Collection of stories "The Bible of the Poor"

For the journalist, prose writer and musician Evgeny Babushkin, the book “The Bible of the Poor” became a kind of “benefit performance”, an attempt to summarize his literary experience and conduct an audit. Thus, the collection consists of three parts (“Old Testament”, “New Testament” and “Apocrypha”), each of which corresponds to a specific writing activity of the author: witty fairy tales and plays, journalistic materials about the war in Ukraine, Syrian refugees and gypsies, notes about world and Russian history. It is interesting to read Babushkin in any format he chooses, and one is amazed at his erudition, captivating style and breadth of vision.

Anna Starobinets

"Look at him"

A poignant documentary novel by writer and journalist Anna Starobinets, best remembered as the author of books in the horror genre, was published at the beginning of 2017 - from that moment on, Starobinets’ “direct speech” became one of the main subjects of discussion among book reviewers. The text, which tells about the process of terminating an unsuccessful pregnancy, hits the patient and leaves no chance to “turn away.” A traumatic story about Russian perinatology and the attempt to survive after the loss of a child should be read by anyone who seeks to understand reality, both white and black. After all, the truth can not only “put you on your toes,” but also promote insight.

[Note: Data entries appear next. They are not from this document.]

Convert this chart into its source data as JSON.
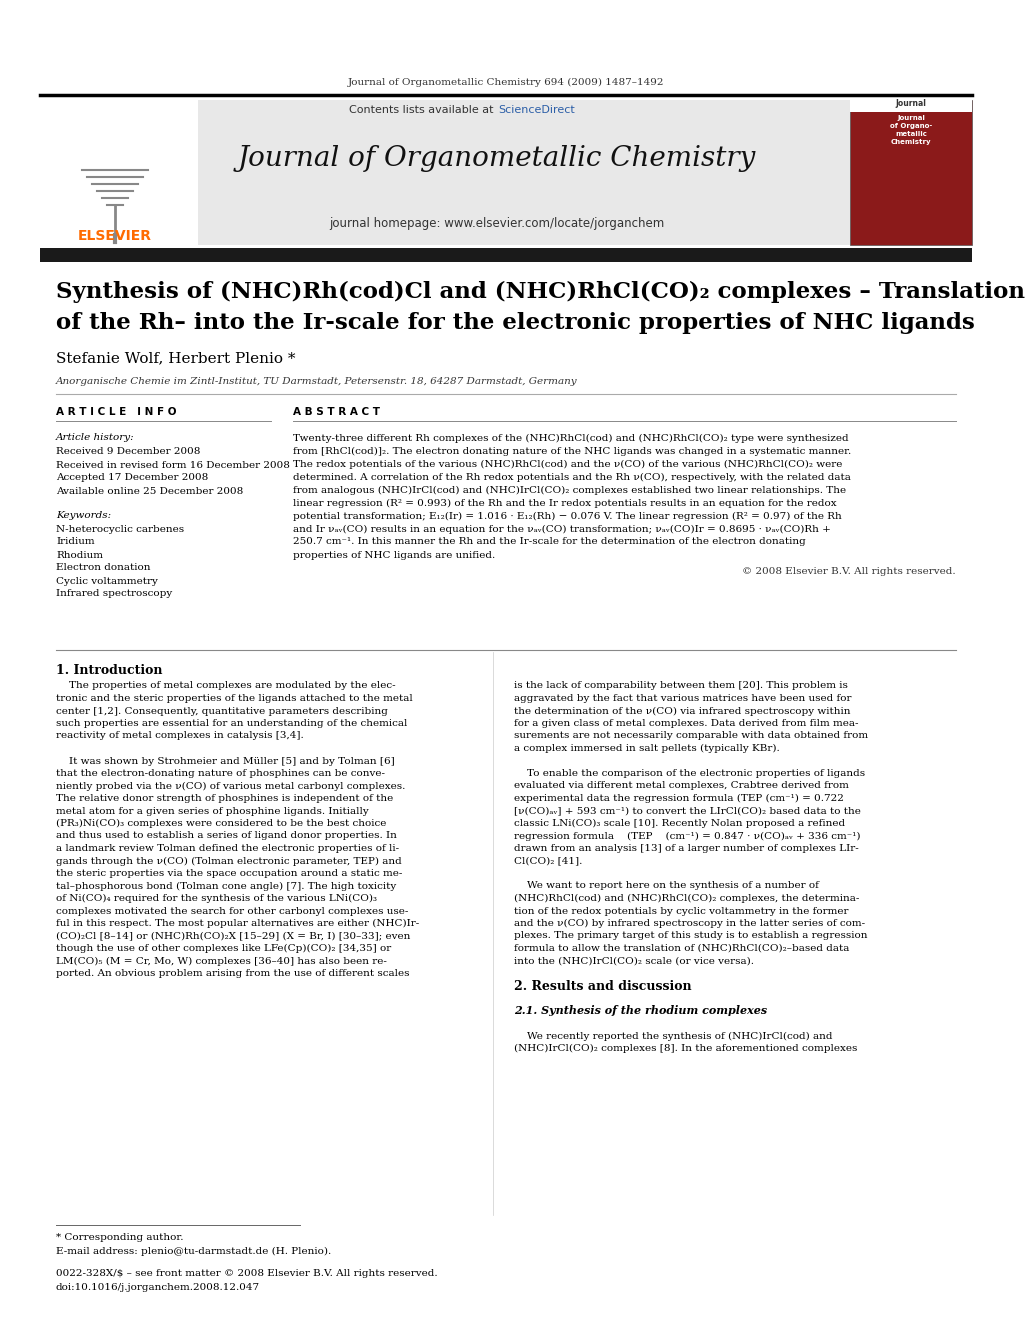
{
  "page_bg": "#ffffff",
  "header_journal_line": "Journal of Organometallic Chemistry 694 (2009) 1487–1492",
  "journal_title": "Journal of Organometallic Chemistry",
  "journal_homepage": "journal homepage: www.elsevier.com/locate/jorganchem",
  "contents_available": "Contents lists available at ",
  "science_direct": "ScienceDirect",
  "elsevier_color": "#FF6B00",
  "sciencedirect_color": "#2B5EA7",
  "header_bg": "#E8E8E8",
  "dark_bar_color": "#1a1a1a",
  "article_title_line1": "Synthesis of (NHC)Rh(cod)Cl and (NHC)RhCl(CO)₂ complexes – Translation",
  "article_title_line2": "of the Rh– into the Ir-scale for the electronic properties of NHC ligands",
  "authors": "Stefanie Wolf, Herbert Plenio *",
  "affiliation": "Anorganische Chemie im Zintl-Institut, TU Darmstadt, Petersenstr. 18, 64287 Darmstadt, Germany",
  "article_info_label": "A R T I C L E   I N F O",
  "abstract_label": "A B S T R A C T",
  "article_history_label": "Article history:",
  "received1": "Received 9 December 2008",
  "received2": "Received in revised form 16 December 2008",
  "accepted": "Accepted 17 December 2008",
  "available": "Available online 25 December 2008",
  "keywords_label": "Keywords:",
  "keywords": [
    "N-heterocyclic carbenes",
    "Iridium",
    "Rhodium",
    "Electron donation",
    "Cyclic voltammetry",
    "Infrared spectroscopy"
  ],
  "copyright": "© 2008 Elsevier B.V. All rights reserved.",
  "section1_title": "1. Introduction",
  "section2_title": "2. Results and discussion",
  "section21_title": "2.1. Synthesis of the rhodium complexes",
  "footnote_star": "* Corresponding author.",
  "footnote_email": "E-mail address: plenio@tu-darmstadt.de (H. Plenio).",
  "footnote_issn": "0022-328X/$ – see front matter © 2008 Elsevier B.V. All rights reserved.",
  "footnote_doi": "doi:10.1016/j.jorganchem.2008.12.047"
}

An uninhibited style of storytelling, the pressing theme of globalization and universal loneliness, an interesting interpretation of the concept of a “superman,” a kind of manifesto for the generation of thirty-year-olds - all this characterizes the first literary attempt of Olga Breininger, who, like her main character, was born in Kazakhstan and teaches at Harvard. A dense, captivating, dynamic text (the rhythm, like the main motifs of the book, corresponds to “acceleration”) with a verified author’s position and an experimental plot more than compensates for some of the inconsistencies and roughnesses inherent in any, even the most successful debut.

Andrey Filimonov

"Tadpole and the Saints"

The starting novel of the writer and journalist Andrei Filimonov is a rather rare phenomenon for modern Russian literature. A light book about the everyday life of the village of Bezdorozhnaya, it is full of all kinds of mythological allusions and somewhat “clumsy” but appropriate humor, which is sprinkled by charismatic heroes. Legends, everyday magic, the surreal, trickery and horror - life in godforsaken huts does not subside, despite any trends of the times. Filimonov managed to create an absurd world, stuffed with folklore symbols, which fits perfectly with our ideas about today.

Konstantin Speransky

The story “Who knows what Amalia is thinking?”

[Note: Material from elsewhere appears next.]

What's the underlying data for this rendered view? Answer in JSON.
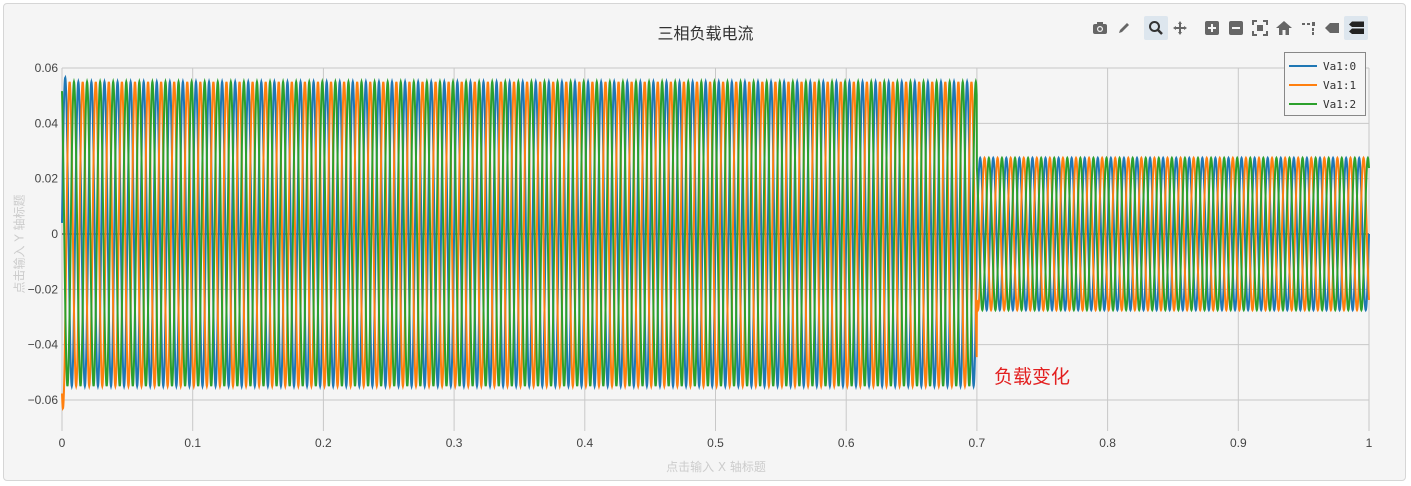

A prosaic text from the well-known musician of the group “Makulatura” is a unique presentation of existential hip-hop on paper, an artistic attempt to reflect on all the components of one’s life, be it the current unrequited feeling or the restless Kemerovo past. Such an “everyday” autobiography hardly pursues the goal of reaching the reader - its main property, rather, is a reflection of our consciousness, either withering or flaring up. According to literary critic Elena Makeenko, this story is “a fresh and, in its own way, very valuable example of generational prose, which has become so difficult to reach the reader that it seems to have completely disappeared.<...>It would seem that she can answer the question of what is happening to a person today (even if it’s nothing), and not in the hallucinatory dreams of an alternative history (even if there are wars to redistribute the world).”